Site Reliability Engineering at Ignite 2018

Site Reliability Engineering (SRE) is a new role for many folks in the Microsoft ecosystem. This role has been around with some major companies like Google, LinkedIn, Facebook and Etsy. Translating the SRE role to an enterprise IT organization has been something that Microsoft has been part of and driving for Microsoft, but also for our customers. At Ignite 2018, you are going to see the thoughts of this transformation into SRE from the mindset of Service Engineering.

For those of you attending Ignite 2018 in-person, please join me and my other SRE speakers along with other speakers on how to succeed with Azure in the Azure Customer Success area in the Microsoft Showcase area left of the Landmark as you walk in. Look in the Applications & Infrastructure area for the Customer Success in Azure area. I will be in the booth from 2:00 pm to 5:00 pm on Monday, Sept. 24, 2018 and 10:00 am to 1:00pm on Wednesday, Sept. 26, 2018. While we will have speakers to the SRE role at all times in the Customer Success in Azure area, please feel free to stop by during my shifts to understand about the change to the SRE role from IT Operations.

MSIgniteFloorPlan.png

While the Customer Success in Azure area is a great opportunity for those of you here in Orlando, there are ways for folks attending virtually and in-person to get more information on the SRE role. We have four great sessions about the SRE role through the week and some great speakers presenting those sessions. Join these great speakers, including myself, to hear more about how the SRE role works and how IT Pros can look to move to the SRE role in their career. These sessions will be available live for those in-person, live-streamed for those unable to be here in-person, and recorded to view after they are complete.

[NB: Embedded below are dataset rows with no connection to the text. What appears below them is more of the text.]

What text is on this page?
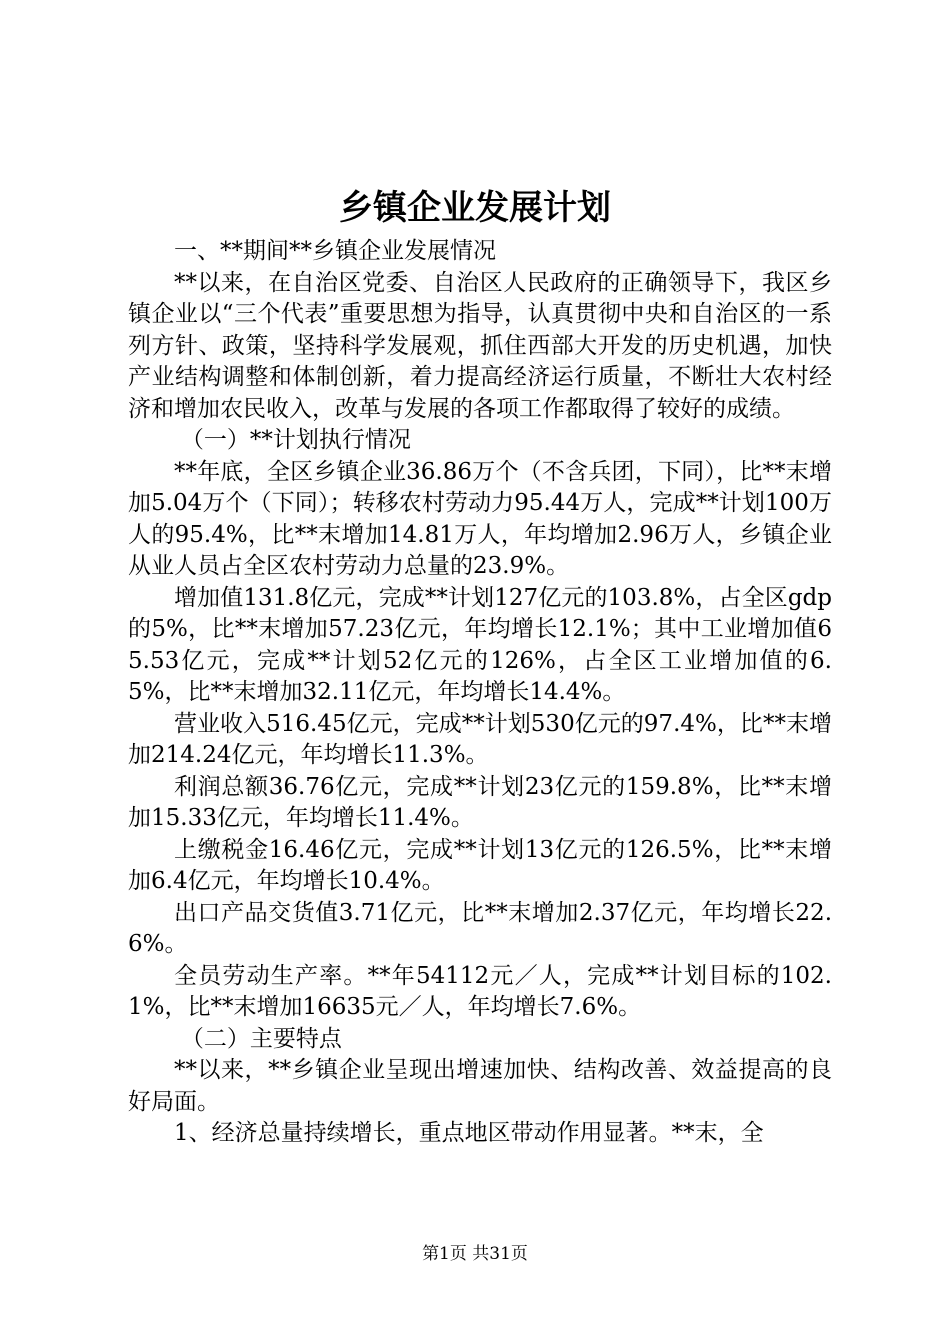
乡镇企业发展计划

一、**期间**乡镇企业发展情况

**以来，在自治区党委、自治区人民政府的正确领导下，我区乡镇企业以“三个代表”重要思想为指导，认真贯彻中央和自治区的一系列方针、政策，坚持科学发展观，抓住西部大开发的历史机遇，加快产业结构调整和体制创新，着力提高经济运行质量，不断壮大农村经济和增加农民收入，改革与发展的各项工作都取得了较好的成绩。

（一）**计划执行情况

**年底，全区乡镇企业36.86万个（不含兵团，下同），比**末增加5.04万个（下同）；转移农村劳动力95.44万人，完成**计划100万人的95.4%，比**末增加14.81万人，年均增加2.96万人，乡镇企业从业人员占全区农村劳动力总量的23.9%。

增加值131.8亿元，完成**计划127亿元的103.8%，占全区gdp的5%，比**末增加57.23亿元，年均增长12.1%；其中工业增加值65.53亿元，完成**计划52亿元的126%，占全区工业增加值的6.5%，比**末增加32.11亿元，年均增长14.4%。

营业收入516.45亿元，完成**计划530亿元的97.4%，比**末增加214.24亿元，年均增长11.3%。

利润总额36.76亿元，完成**计划23亿元的159.8%，比**末增加15.33亿元，年均增长11.4%。

上缴税金16.46亿元，完成**计划13亿元的126.5%，比**末增加6.4亿元，年均增长10.4%。

出口产品交货值3.71亿元，比**末增加2.37亿元，年均增长22.6%。

全员劳动生产率。**年54112元／人，完成**计划目标的102.1%，比**末增加16635元／人，年均增长7.6%。

（二）主要特点

**以来，**乡镇企业呈现出增速加快、结构改善、效益提高的良好局面。

1、经济总量持续增长，重点地区带动作用显著。**末，全

第1页 共31页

Please come join myself, David Blank-Edelman, Kishore Jalleda, and Jason Hand to understand how this role fits into not only single service online companies but into the corporate IT environment.

Tuesday, September 25, 2018

BRK2272 - Introducing Site Reliability Engineering
David Blank-Edelman, Microsoft 
9:00 AM in OCCC W240 (45 min)

Just within the last fifteen years we have seen at least two separate communities evolve from the generic idea of operations. The first, DevOps, grew up very much in public. The second, Site Reliability Engineering (SRE) germinated more within the halls of public cloud providers, but is now starting to catch on like wildfire throughout the industry in organizations of all sizes and stripes. SRE is providing them with a concrete approach for preserving the stability of their production environment while maintaining the feature velocity crucial for the success of the business. Join us while we explore the basic ideas behind SRE and talk about how you can get started implementing its principles and practices in your own organization.

BRK2314 - Incident response: Where SRE and DevOps collide
Kishore Jalleda, Microsoft 
Jason Hand, Microsoft
10:45 AM in OCCC W205 (75 min)

What happens when things go wrong? The 1ES Site Reliability Engineering (SRE) team has built an effective incident response process that drives reliability and performance in their own services and services they depend on. We dive into what incident response looks like from notification or detection all the way through the post-mortem and remediation of the contributing factors.


Thursday, September 27, 2018

BRK4025 - Implementing SRE practices on Azure: SLI/SLO deep dive
David Blank-Edelman, Microsoft 
9:00 AM in OCCC W311 A-D (45 min)

One of the most useful practices many organizations embrace when they first implement Site Reliability Engineering (SRE) is the adoption of Service Level Indicators (SLIs) and Service Level Objectives (SLOs). Once in place, they can serve as a concrete foundation for the tricky negotiation between feature velocity and operational stability crucial for achieving the desired reliability of your services, systems, and products. Join us for a technical deep dive as we explore the basics of SLIs/SLOs and the tools Microsoft Azure provides to help implement and manage them in your environment.

BRK2362 - The SRE role: An unexpected journey
Jared Shockley, Microsoft
10:45 AM in OCCC W304 E-H (75 min)

As the world of information technology advances, the correlating roles and responsibilities also continue to evolve. Examining the progress from IT operations through service engineering and into site reliability engineering, IT pros will need a strategic development plan that builds on current skill sets.

In this session, we discuss the mindset required for effective site reliability engineering, including how to most efficiently grow career skills, utilize specific tools and processes, and incorporate lessons learned from inherent failures. We also analyze the results of platform moves to modern engineering practices and systems.